Siguiendo los procedimientos descritos arriba, un Northern blot de ARN aislado a partir de células tumorales se analizó con Xrec2. Una copia de 8.0 kb que hibridiza débilmente a la sonda se detectó en SW480, una línea celular de adenocarincoma colorectal. Las copias Xrec2 no se detectaron en HL-60 (leucemia promielocítica), S3 (célula HeLa), K-562 (leucemia mielógena crónica), MOLT-4 (leucemia linfoblástico), Raji (linfoma Burkitt), A5 49 (carcinoma de pulmón), o células G361 (melanoma).
Ejemplo 7 Ensayo de Enlace para IL-1 Zeta
IL-1 zeta de longitud completa puede ser expresada y probada por la capacidad para unir los receptores IL-1 zeta. El ensayo de enlace puede ser conducido como sigue.
Una proteína de fusión que comprende un péptido de cremallera de leucina fusionado al N-terminal de un polipéptido soluble IL-1 zeta (LZ-IL-1 zeta) se emplea en el ensayo.
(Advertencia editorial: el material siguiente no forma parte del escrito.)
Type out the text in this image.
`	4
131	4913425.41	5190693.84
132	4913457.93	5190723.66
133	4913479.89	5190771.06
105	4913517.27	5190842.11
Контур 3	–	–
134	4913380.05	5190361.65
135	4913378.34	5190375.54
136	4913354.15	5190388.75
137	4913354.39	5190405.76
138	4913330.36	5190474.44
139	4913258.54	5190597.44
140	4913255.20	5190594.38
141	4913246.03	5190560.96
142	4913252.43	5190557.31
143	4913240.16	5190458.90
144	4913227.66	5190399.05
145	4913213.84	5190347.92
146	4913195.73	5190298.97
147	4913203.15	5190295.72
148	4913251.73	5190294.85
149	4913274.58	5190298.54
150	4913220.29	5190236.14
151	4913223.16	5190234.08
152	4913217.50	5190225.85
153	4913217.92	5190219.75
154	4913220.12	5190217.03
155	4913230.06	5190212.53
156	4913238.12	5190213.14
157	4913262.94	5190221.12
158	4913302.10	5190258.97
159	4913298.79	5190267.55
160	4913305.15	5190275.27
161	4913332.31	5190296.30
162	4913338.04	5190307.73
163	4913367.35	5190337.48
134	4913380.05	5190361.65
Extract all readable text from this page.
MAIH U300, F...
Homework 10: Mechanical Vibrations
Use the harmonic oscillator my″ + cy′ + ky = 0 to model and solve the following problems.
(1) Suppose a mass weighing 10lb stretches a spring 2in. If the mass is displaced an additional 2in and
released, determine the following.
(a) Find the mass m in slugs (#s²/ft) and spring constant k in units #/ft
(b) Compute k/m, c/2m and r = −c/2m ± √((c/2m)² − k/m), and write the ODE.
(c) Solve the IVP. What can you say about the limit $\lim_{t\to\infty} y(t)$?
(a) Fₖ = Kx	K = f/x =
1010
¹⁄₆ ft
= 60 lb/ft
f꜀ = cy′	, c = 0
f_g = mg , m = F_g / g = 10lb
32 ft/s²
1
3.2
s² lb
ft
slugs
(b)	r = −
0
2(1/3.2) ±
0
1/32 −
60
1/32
Una construcción de la expresión se prepara, esencialmente como se describe para la preparación de la construcción de la expresión -FLAG® (IL-1 zeta) en Wiley et al., Immunity, 3:673-682, 1995, por esto se incorpora por referencia, excepto que el ADN que codifica el péptido FLAG® se reemplaza con una secuencia que codifica un cremallera de leucina modificado que permite la trimerización. La construcción, en el vector de expresión pDC409, codifica una secuencia líder derivada de citomegalovirus humano, seguido por la fracción cremallera de leucina fundida con el N-terminal de un polipéptido IL-1 zeta soluble. La LZ-IL-1 zeta se expresa en células CHO, y se purifica del cultivo sobrenadante.
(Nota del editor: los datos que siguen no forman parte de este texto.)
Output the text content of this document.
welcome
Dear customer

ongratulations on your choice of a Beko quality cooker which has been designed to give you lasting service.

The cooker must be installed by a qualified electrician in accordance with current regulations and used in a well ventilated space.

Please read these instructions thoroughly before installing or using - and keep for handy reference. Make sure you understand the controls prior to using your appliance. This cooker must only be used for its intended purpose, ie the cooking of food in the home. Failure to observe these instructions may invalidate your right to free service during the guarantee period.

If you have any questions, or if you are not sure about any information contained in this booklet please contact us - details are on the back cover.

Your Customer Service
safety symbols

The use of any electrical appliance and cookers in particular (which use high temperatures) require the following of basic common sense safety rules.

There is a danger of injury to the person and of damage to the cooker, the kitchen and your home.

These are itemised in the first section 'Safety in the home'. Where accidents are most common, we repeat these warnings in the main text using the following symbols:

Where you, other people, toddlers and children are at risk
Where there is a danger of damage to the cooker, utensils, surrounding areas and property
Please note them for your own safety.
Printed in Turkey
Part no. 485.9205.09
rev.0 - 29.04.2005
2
El vector de expresión designado pDC409 es un vector de expresión de mamífero derivado del vector pDC406 descrito en McMahan et al. EMBO J., 10:2821-2832, 1991, de esto se incorpora por referencia. Los rasgos adicionados al pDC409 (comparado con pDC406) incluyen sitios de restricción únicos adicionales en el sitio de clonación múltiple (mcs); tres terminaciones de codón (uno en cada marco de lectura) se posicionan en dirección 3´ corriente abajo del mcs; y una polimerasa promotor T7, en dirección 3´ del mcs, lo que facilita la secuenciación del ADN insertado en el mcs.
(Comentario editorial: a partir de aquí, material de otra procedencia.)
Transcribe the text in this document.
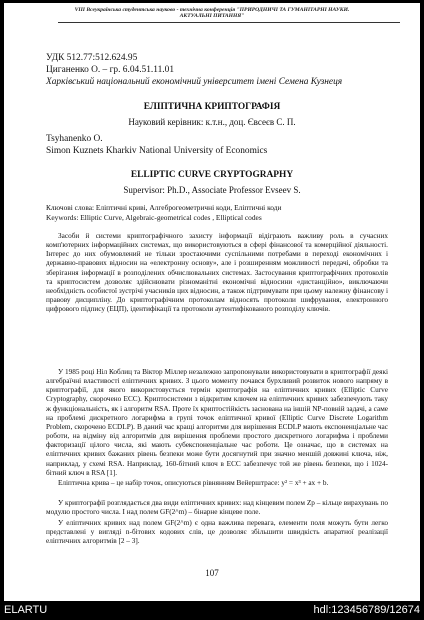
VIII Всеукраїнська студентська науково - технічна конференція "ПРИРОДНИЧІ ТА ГУМАНІТАРНІ НАУКИ.
АКТУАЛЬНІ ПИТАННЯ"
УДК 512.77:512.624.95
Циганенко О. – гр. 6.04.51.11.01
Харківський національний економічний університет імені Семена Кузнеця
ЕЛІПТИЧНА КРИПТОГРАФІЯ
Науковий керівник: к.т.н., доц. Євсеєв С. П.
Tsyhanenko O.
Simon Kuznets Kharkiv National University of Economics
ELLIPTIC CURVE CRYPTOGRAPHY
Supervisor: Ph.D., Associate Professor Evseev S.
Ключові слова: Еліптичні криві, Алгеброгеометричні коди, Еліптичні коди
Keywords: Elliptic Curve, Algebraic-geometrical codes , Elliptical codes

Засоби й системи криптографічного захисту інформації відіграють важливу роль в сучасних комп'ютерних інформаційних системах, що використовуються в сфері фінансової та комерційної діяльності. Інтерес до них обумовлений не тільки зростаючими суспільними потребами в переході економічних і державно-правових відносин на «електронну основу», але і розширенням можливості передачі, обробки та зберігання інформації в розподілених обчислювальних системах. Застосування криптографічних протоколів та криптосистем дозволяє здійснювати різноманітні економічні відносини «дистанційно», виключаючи необхідність особистої зустрічі учасників цих відносин, а також підтримувати при цьому належну фінансову і правову дисципліну. До криптографічним протоколам відносять протоколи шифрування, електронного цифрового підпису (ЕЦП), ідентифікації та протоколи аутентифікованого розподілу ключів.

У 1985 році Ніл Коблиц та Віктор Міллер незалежно запропонували використовувати в криптографії деякі алгебраїчні властивості еліптичних кривих. З цього моменту почався бурхливий розвиток нового напряму в криптографії, для якого використовується термін криптографія на еліптичних кривих (Elliptic Curve Cryptography, скорочено ECC). Криптосистеми з відкритим ключем на еліптичних кривих забезпечують таку ж функціональність, як і алгоритм RSA. Проте їх криптостійкість заснована на іншій NP-повній задачі, а саме на проблемі дискретного логарифма в групі точок еліптичної кривої (Elliptic Curve Discrete Logarithm Problem, скорочено ECDLP). В даний час кращі алгоритми для вирішення ECDLP мають експоненціальне час роботи, на відміну від алгоритмів для вирішення проблеми простого дискретного логарифма і проблеми факторизації цілого числа, які мають субекспоненціальне час роботи. Це означає, що в системах на еліптичних кривих бажаних рівень безпеки може бути досягнутий при значно меншій довжині ключа, ніж, наприклад, у схемі RSA. Наприклад, 160-бітний ключ в ECC забезпечує той же рівень безпеки, що і 1024-бітний ключ в RSA [1].

Еліптична крива – це набір точок, описуються рівнянням Вейерштрасе: y² = x³ + ax + b.

У криптографії розглядається два види еліптичних кривих: над кінцевим полем Zp – кільце вирахувань по модулю простого числа. І над полем GF(2^m) – бінарне кінцеве поле.

У еліптичних кривих над полем GF(2^m) є одна важлива перевага, елементи поля можуть бути легко представлені у вигляді n-бітових кодових слів, це дозволяє збільшити швидкість апаратної реалізації еліптичних алгоритмів [2 – 3].

107
ELARTU	hdl:123456789/12674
Para la expresión de proteína IL-1 zeta humano de longitud completa, la región codificada completa (i.e., la secuencia de ADN se presenta en la SEQ ID NO:1) se amplifica por la cadena de reacción de la polimerasa (PCR). La plantilla empleada en el PCR es el clon de cADN aislado de un banco de cADN (tumor pancreático), como se describe en el ejemplo 1. El ADN aislado y amplificado se inserta en el vector de expresión pDC409, para producir una construcción designada pDC409-IL-1 zeta.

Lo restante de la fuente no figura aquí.